Uma velhinha que quis parar no seu ponto de descanço preferido, mesmo depois de morta...

lenda da velhinha morta que descançou numa pedra antes de ir para o seu enterro

" Na cidade de Moira, aos sábados há uma grande feira, que se realiza perto do antigo mercado de carnes.
Desde tempos remotos vários sitiantes trazem seus produtos para vender nas calçadas ao redor do mercado..
Entre estes sitiante estava uma senhora que se chamava Rosa e que ia a feira todos os sábados para vender frangos e ovos.

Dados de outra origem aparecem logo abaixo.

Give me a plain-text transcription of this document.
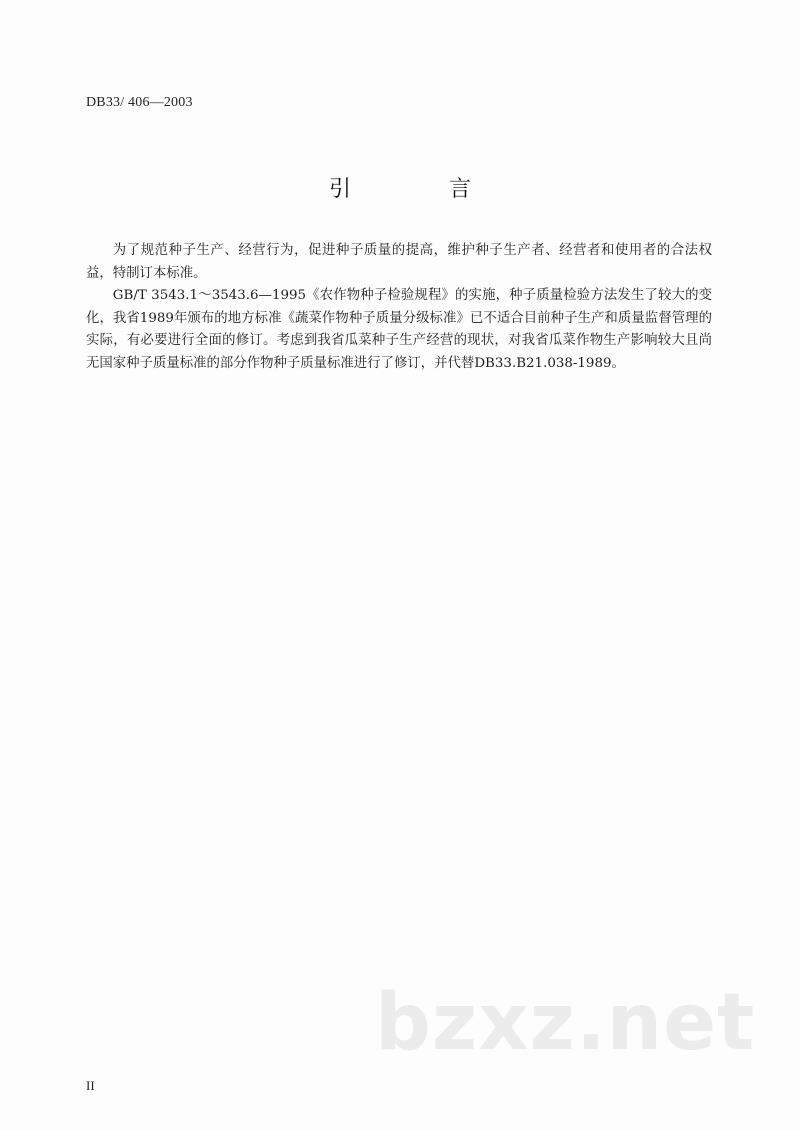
DB33/ 406—2003
引　言

为了规范种子生产、经营行为，促进种子质量的提高，维护种子生产者、经营者和使用者的合法权益，特制订本标准。

GB/T 3543.1～3543.6—1995《农作物种子检验规程》的实施，种子质量检验方法发生了较大的变化，我省1989年颁布的地方标准《蔬菜作物种子质量分级标准》已不适合目前种子生产和质量监督管理的实际，有必要进行全面的修订。考虑到我省瓜菜种子生产经营的现状，对我省瓜菜作物生产影响较大且尚无国家种子质量标准的部分作物种子质量标准进行了修订，并代替DB33.B21.038-1989。

bzxz.net
II
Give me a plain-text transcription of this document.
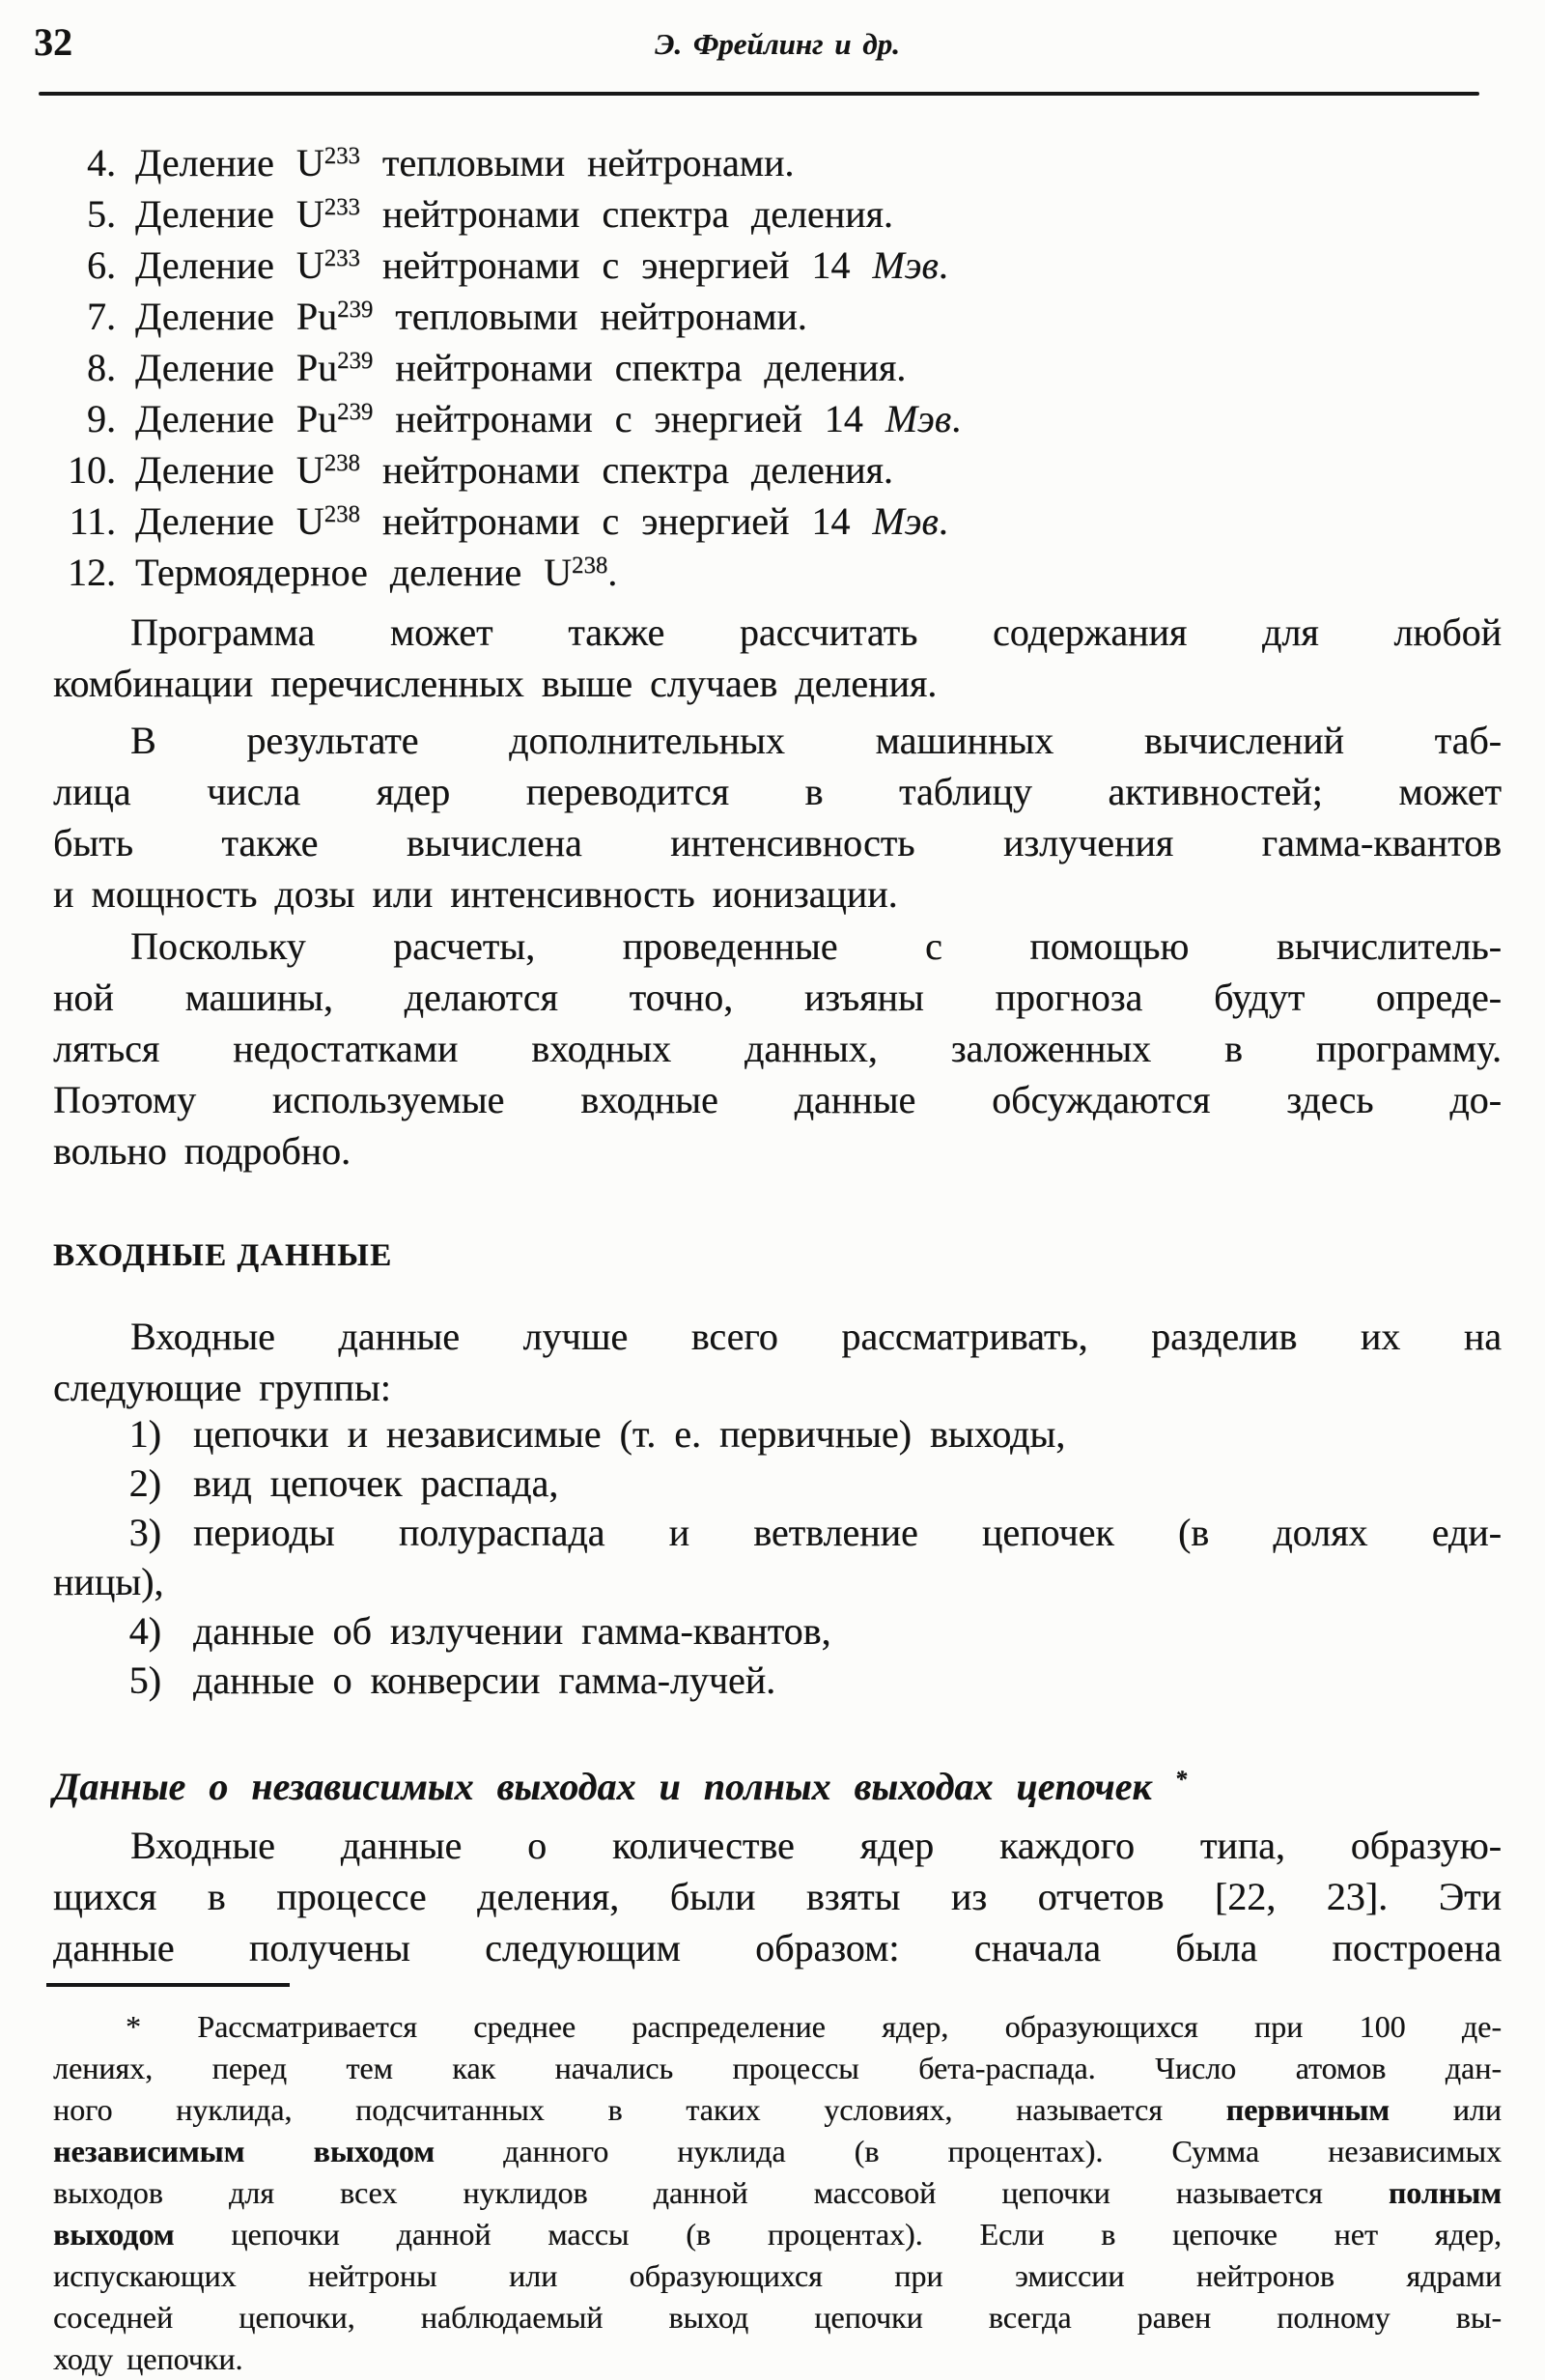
32	Э. Фрейлинг и др.
4. Деление $U^{233}$ тепловыми нейтронами.
5. Деление $U^{233}$ нейтронами спектра деления.
6. Деление $U^{233}$ нейтронами с энергией 14 Мэв.
7. Деление Pu$^{239}$ тепловыми нейтронами.
8. Деление Pu$^{239}$ нейтронами спектра деления.
9. Деление Pu$^{239}$ нейтронами с энергией 14 Мэв.
10. Деление $U^{238}$ нейтронами спектра деления.
11. Деление $U^{238}$ нейтронами с энергией 14 Мэв.
12. Термоядерное деление $U^{238}$.
Программа может также рассчитать содержания для любой
комбинации перечисленных выше случаев деления.
В результате дополнительных машинных вычислений таб-
лица числа ядер переводится в таблицу активностей; может
быть также вычислена интенсивность излучения гамма-квантов
и мощность дозы или интенсивность ионизации.
Поскольку расчеты, проведенные с помощью вычислитель-
ной машины, делаются точно, изъяны прогноза будут опреде-
ляться недостатками входных данных, заложенных в программу.
Поэтому используемые входные данные обсуждаются здесь до-
вольно подробно.
ВХОДНЫЕ ДАННЫЕ
Входные данные лучше всего рассматривать, разделив их на
следующие группы:
1) цепочки и независимые (т. е. первичные) выходы,
2) вид цепочек распада,
3) периоды полураспада и ветвление цепочек (в долях еди-
ницы),
4) данные об излучении гамма-квантов,
5) данные о конверсии гамма-лучей.
Данные о независимых выходах и полных выходах цепочек *
Входные данные о количестве ядер каждого типа, образую-
щихся в процессе деления, были взяты из отчетов [22, 23]. Эти
данные получены следующим образом: сначала была построена
* Рассматривается среднее распределение ядер, образующихся при 100 де-
лениях, перед тем как начались процессы бета-распада. Число атомов дан-
ного нуклида, подсчитанных в таких условиях, называется первичным или
независимым выходом данного нуклида (в процентах). Сумма независимых
выходов для всех нуклидов данной массовой цепочки называется полным
выходом цепочки данной массы (в процентах). Если в цепочке нет ядер,
испускающих нейтроны или образующихся при эмиссии нейтронов ядрами
соседней цепочки, наблюдаемый выход цепочки всегда равен полному вы-
ходу цепочки.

Ela levantava bem cedinho, colocava os ovos num cesto e arrumava alguns frangos e qualquer outra coisa que tivesse em sua roça e que pudesse vender, ajeitava tudo em sacolas de palha e se dirigia para a cidade. Era um trajeto de cerca de 12 quilometros de sua casa ao mercado que ela percorria com o cesto de ovos na cabeça e as sacolas na mão. Na maioria das vezes voltava para casa com o mesmo cesto cheio de coisas que comprava ou trocava na feira.
Mais ou menos no meio do caminho entre o sítio e a cidade havia umas barraquinhas de madeira, num recuado da estrada, aonde as pessoas que iam e vinham na feira costumavam parar um pouco para descansar, tomar uma agua, um café, ou uma talagada de cachaça para ajudar a encarar o resto do percurso.
Rosa gostava de parar na barraca que vendia café, proximo a uma pedra grande. Ela descia a cesta e as sacolas, tomava seu café e sentava na pedra para fumar um cachimbo pequeno que sempre carregava preso ao cós da saia, enquanto descançava dava um dedinho de prosa com os passantes que estavam por ali.  Ela fazia esta parada na mesma barraca e sentava sempre na mesma pedra tanto na ida como na volta para casa durante todos os anos que frequentou a feira.
Com o avançar da idade Rosa parou de vender ovos nas calçadas do mercado; mas manteve o costume de ir a feira todo sábado bem cedinho, com sol ou com chuva, comprar suprimentos para sua casa. Ela manteve também o costume de parar na pedra para descançar e prosear enquanto fumava seu cachimbinho antes de prosseguir no caminho.
Mas Rosa acabou ficando doente e depois de um tempo morreu.
Naquela época era costume se levar um caixão para o cemitério a pé e acompanhado pelo cortejo de amigos e familiares. Se passava uma vara comprida pelas alças de cada lado do caixão e fazia uma especie de andor que quatro ou seis homens iam carregando nos ombros.
O cortejo funebre de Dona Rosa andou bem até chegar perto das barraquinhas da estrada...
De repente o caixão começou a ficar muito pesado e os carregadores começaram a suar muito para continuar o percurso. Ia tão pesado que os homens iam tropeçando pelo caminho, e ninguem sabia explicar porque o caixão da velhinha, tão miuda, de repente parecia estar cheio de chumbo...
Com muito custo chegaram proximo ao recuado das barracas, resolveram parar para descançar e depositaram o caixão com Dona Rosa em cima da pedra.
As mulheres foram se aliviar no mato, tomaram agua e ficaram a sombra se refrescando enquanto os homens tomavam folego e uma garrafa de pinga para ajudar a seguir caminho. Quando voltaram para pegar o caixão, o peso tinha desaparecido e ele estava tão leve, como se não tivesse mais nada dentro. E assim conseguiram seguir o cortejo até o cemitério.
Dona Rosa que tantas vezes  fez aquele percurso em vida, tinha parado pela ultima vez no seu canto preferido em cima da pedra, antes de seguir sua derradeira viagem para Moira.
Há quem diga que de vez em quando se avista uma velhinha sentada na pedra fumando seu cachimbo...mas isso é mais uma lenda da cidade.